As you can see, most of the time will be spent in the line with while ( myisalnum(str[pos]) ) pos++;,
which catches all the words. myisalnum() is a static function, which will probably be inlined. (There are similar tight loops for numbers and whitespace, of course)
UPDATE: for completeness, the definition for myisalpha():
static int myisalpha(int ch)
{
/* with <ctype.h>, this is a table lookup, too */
int ret = isalpha(ch);
if (ret) return ret;
/* don't parse, just assume valid utf8 */
if (ch == -1) return 0;
if (ch & 0x80) return 1;
return 0;
}
Yes, There's a C++ Data science toolkit called MeTA - ModErn Text Analysis Toolkit.

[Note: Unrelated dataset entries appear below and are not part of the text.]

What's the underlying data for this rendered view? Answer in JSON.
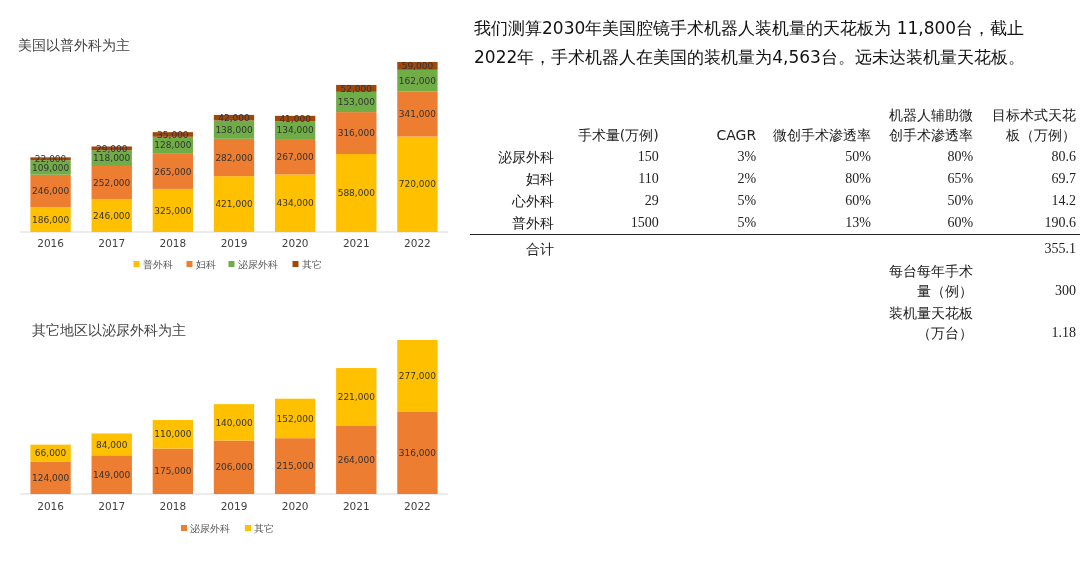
{
  "chart_data": [
    {
      "type": "bar",
      "title": "美国以普外科为主",
      "stacked": true,
      "legend": "bottom",
      "categories": [
        "2016",
        "2017",
        "2018",
        "2019",
        "2020",
        "2021",
        "2022"
      ],
      "series": [
        {
          "name": "普外科",
          "color": "#ffc000",
          "values": [
            186000,
            246000,
            325000,
            421000,
            434000,
            588000,
            720000
          ],
          "value_labels": [
            "186,000",
            "246,000",
            "325,000",
            "421,000",
            "434,000",
            "588,000",
            "720,000"
          ]
        },
        {
          "name": "妇科",
          "color": "#ed7d31",
          "values": [
            246000,
            252000,
            265000,
            282000,
            267000,
            316000,
            341000
          ],
          "value_labels": [
            "246,000",
            "252,000",
            "265,000",
            "282,000",
            "267,000",
            "316,000",
            "341,000"
          ]
        },
        {
          "name": "泌尿外科",
          "color": "#70ad47",
          "values": [
            109000,
            118000,
            128000,
            138000,
            134000,
            153000,
            162000
          ],
          "value_labels": [
            "109,000",
            "118,000",
            "128,000",
            "138,000",
            "134,000",
            "153,000",
            "162,000"
          ]
        },
        {
          "name": "其它",
          "color": "#9e480e",
          "values": [
            22000,
            29000,
            35000,
            42000,
            41000,
            52000,
            59000
          ],
          "value_labels": [
            "22,000",
            "29,000",
            "35,000",
            "42,000",
            "41,000",
            "52,000",
            "59,000"
          ]
        }
      ]
    },
    {
      "type": "bar",
      "title": "其它地区以泌尿外科为主",
      "stacked": true,
      "legend": "bottom",
      "categories": [
        "2016",
        "2017",
        "2018",
        "2019",
        "2020",
        "2021",
        "2022"
      ],
      "series": [
        {
          "name": "泌尿外科",
          "color": "#ed7d31",
          "values": [
            124000,
            149000,
            175000,
            206000,
            215000,
            264000,
            316000
          ],
          "value_labels": [
            "124,000",
            "149,000",
            "175,000",
            "206,000",
            "215,000",
            "264,000",
            "316,000"
          ]
        },
        {
          "name": "其它",
          "color": "#ffc000",
          "values": [
            66000,
            84000,
            110000,
            140000,
            152000,
            221000,
            277000
          ],
          "value_labels": [
            "66,000",
            "84,000",
            "110,000",
            "140,000",
            "152,000",
            "221,000",
            "277,000"
          ]
        }
      ]
    },
    {
      "type": "other",
      "title": "我们测算2030年美国腔镜手术机器人装机量的天花板为 11,800台，截止2022年，手术机器人在美国的装机量为4,563台。远未达装机量天花板。",
      "categories": [
        "手术量(万例)",
        "CAGR",
        "微创手术渗透率",
        "机器人辅助微创手术渗透率",
        "目标术式天花板（万例）"
      ],
      "y_categories": [
        "泌尿外科",
        "妇科",
        "心外科",
        "普外科",
        "合计",
        null,
        null
      ],
      "cell_labels": [
        [
          "150",
          "3%",
          "50%",
          "80%",
          "80.6"
        ],
        [
          "110",
          "2%",
          "80%",
          "65%",
          "69.7"
        ],
        [
          "29",
          "5%",
          "60%",
          "50%",
          "14.2"
        ],
        [
          "1500",
          "5%",
          "13%",
          "60%",
          "190.6"
        ],
        [
          null,
          null,
          null,
          null,
          "355.1"
        ],
        [
          null,
          null,
          null,
          "每台每年手术量（例）",
          "300"
        ],
        [
          null,
          null,
          null,
          "装机量天花板（万台）",
          "1.18"
        ]
      ]
    }
  ]
}
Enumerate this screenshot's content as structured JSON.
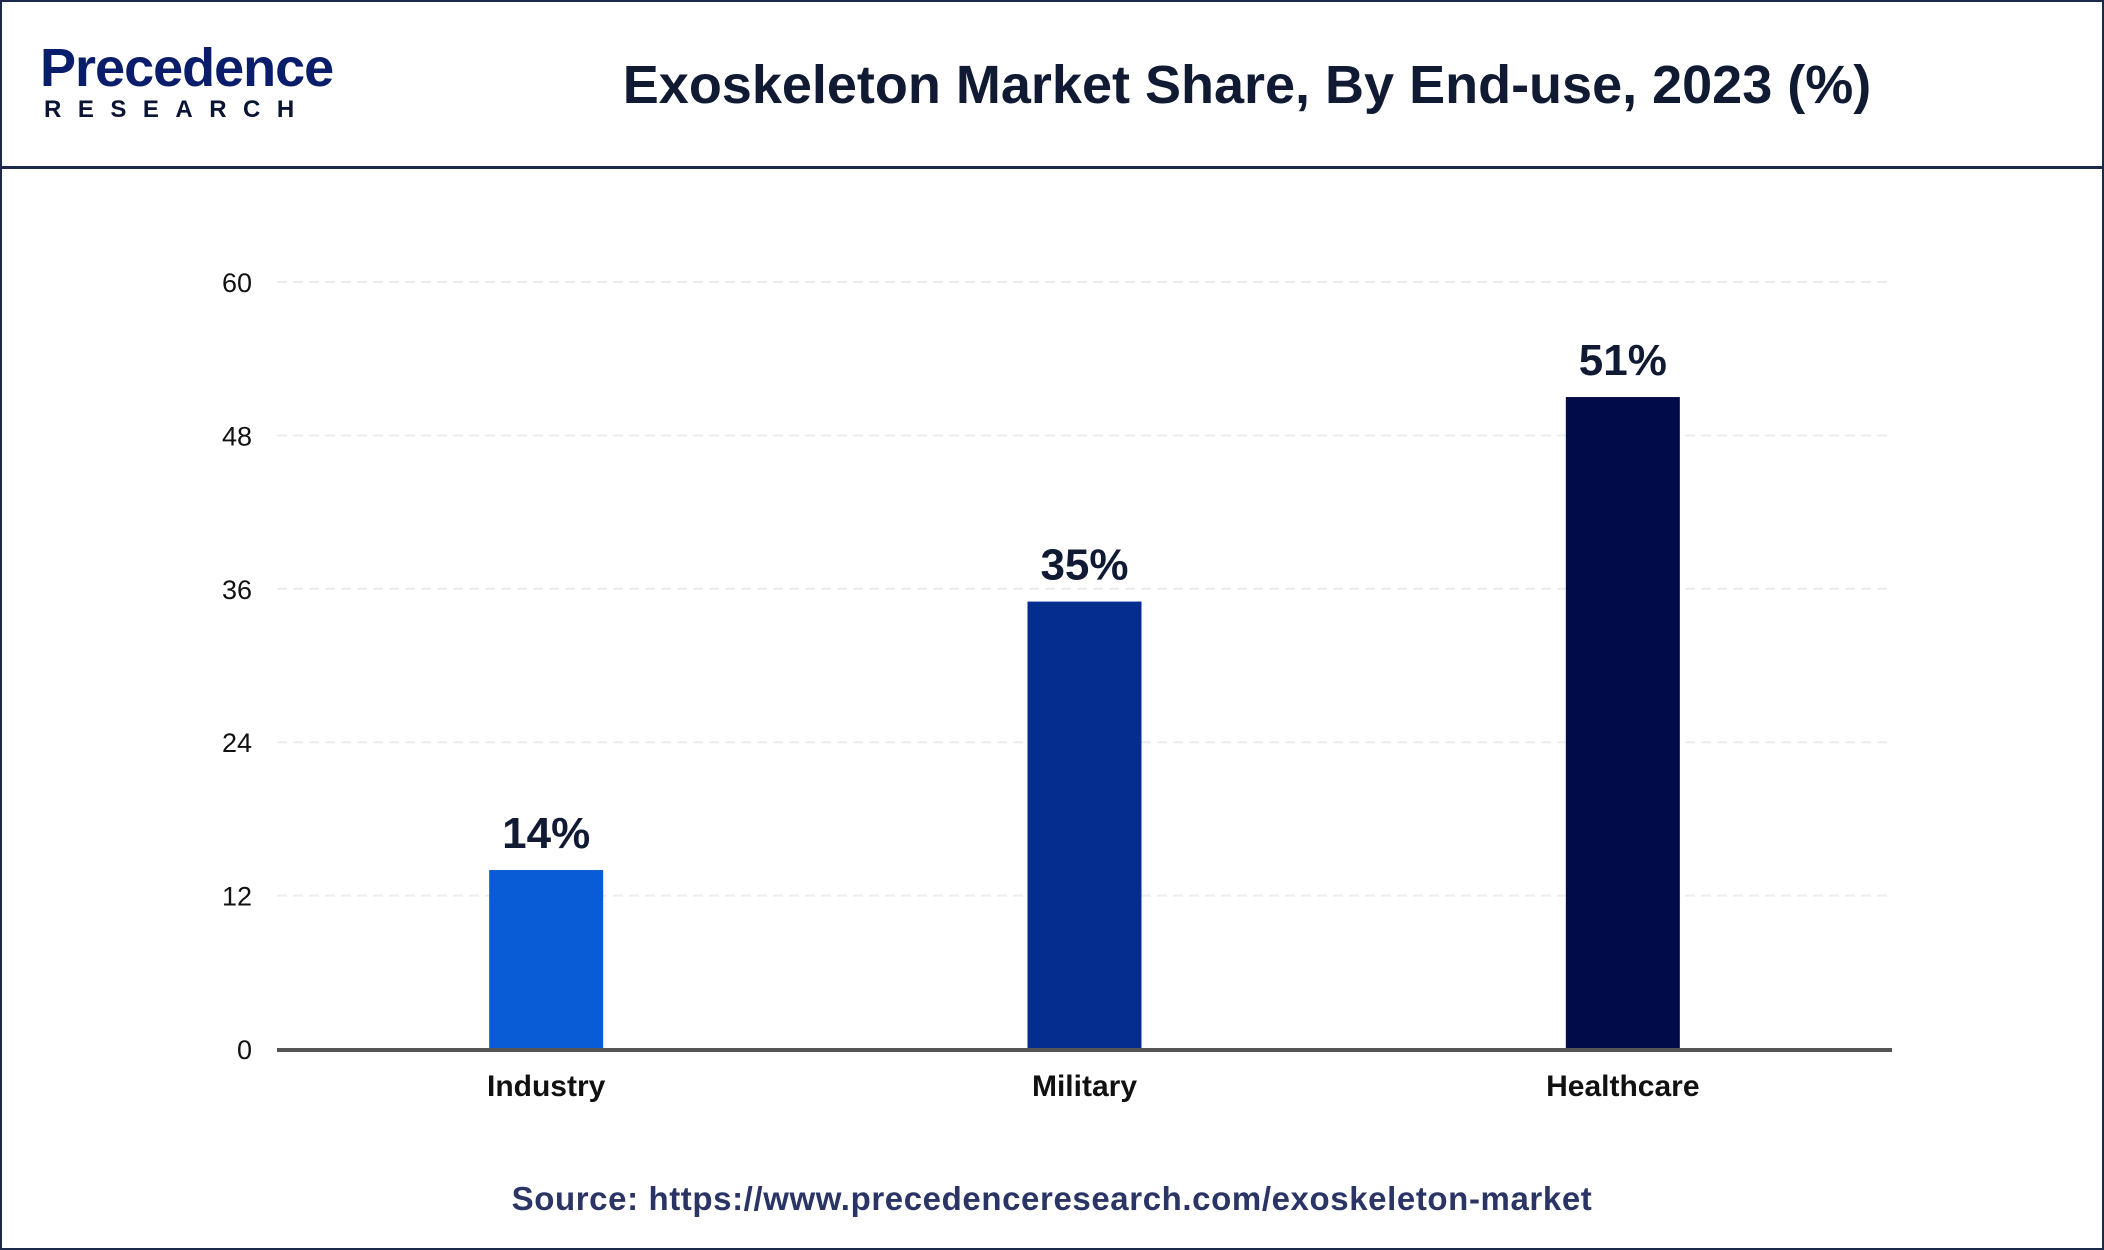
{
  "header": {
    "logo_main": "Precedence",
    "logo_sub": "RESEARCH",
    "title": "Exoskeleton Market Share, By End-use, 2023 (%)"
  },
  "chart_data": {
    "type": "bar",
    "title": "Exoskeleton Market Share, By End-use, 2023 (%)",
    "xlabel": "",
    "ylabel": "",
    "categories": [
      "Industry",
      "Military",
      "Healthcare"
    ],
    "values": [
      14,
      35,
      51
    ],
    "data_labels": [
      "14%",
      "35%",
      "51%"
    ],
    "bar_colors": [
      "#0a5bd6",
      "#052c8f",
      "#020b4a"
    ],
    "ylim": [
      0,
      60
    ],
    "yticks": [
      0,
      12,
      24,
      36,
      48,
      60
    ],
    "grid": true
  },
  "footer": {
    "source": "Source: https://www.precedenceresearch.com/exoskeleton-market"
  },
  "colors": {
    "border": "#1b2a4a",
    "grid": "#e9ecf1",
    "axis": "#555555",
    "label": "#111a33"
  }
}
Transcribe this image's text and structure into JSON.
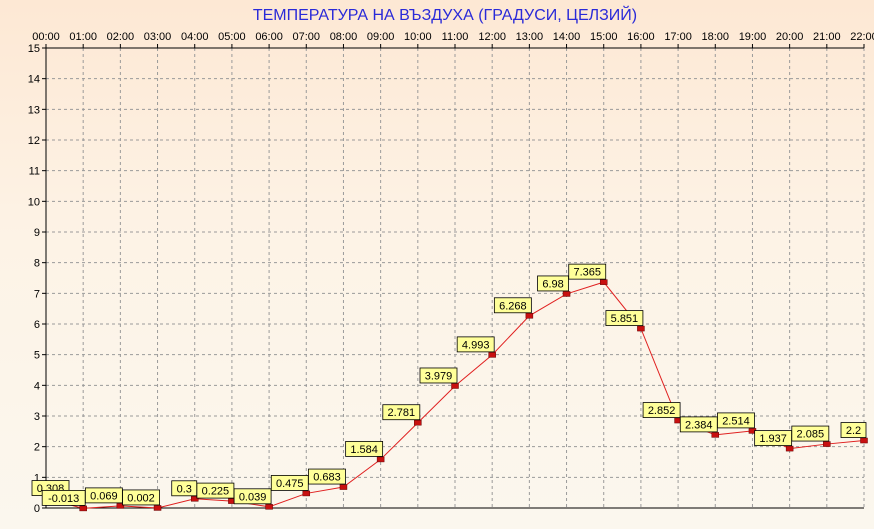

Here's follow the features:
text tokenization, including deep semantic features like parse trees
inverted and forward indexes with compression and various caching strategies
a collection of ranking functions for searching the indexes
topic models
classification algorithms
graph algorithms
language models
CRF implementation (POS-tagging, shallow parsing)
wrappers for liblinear and libsvm (including libsvm dataset parsers)
UTF8 support for analysis on various languages
multithreaded algorithms
It comes with tests and examples. In your case I think statistical classifiers, like Bayes, will perfectly do the job, but, you can also do manual classification. It was the best feat to my personal case. Hope it helps.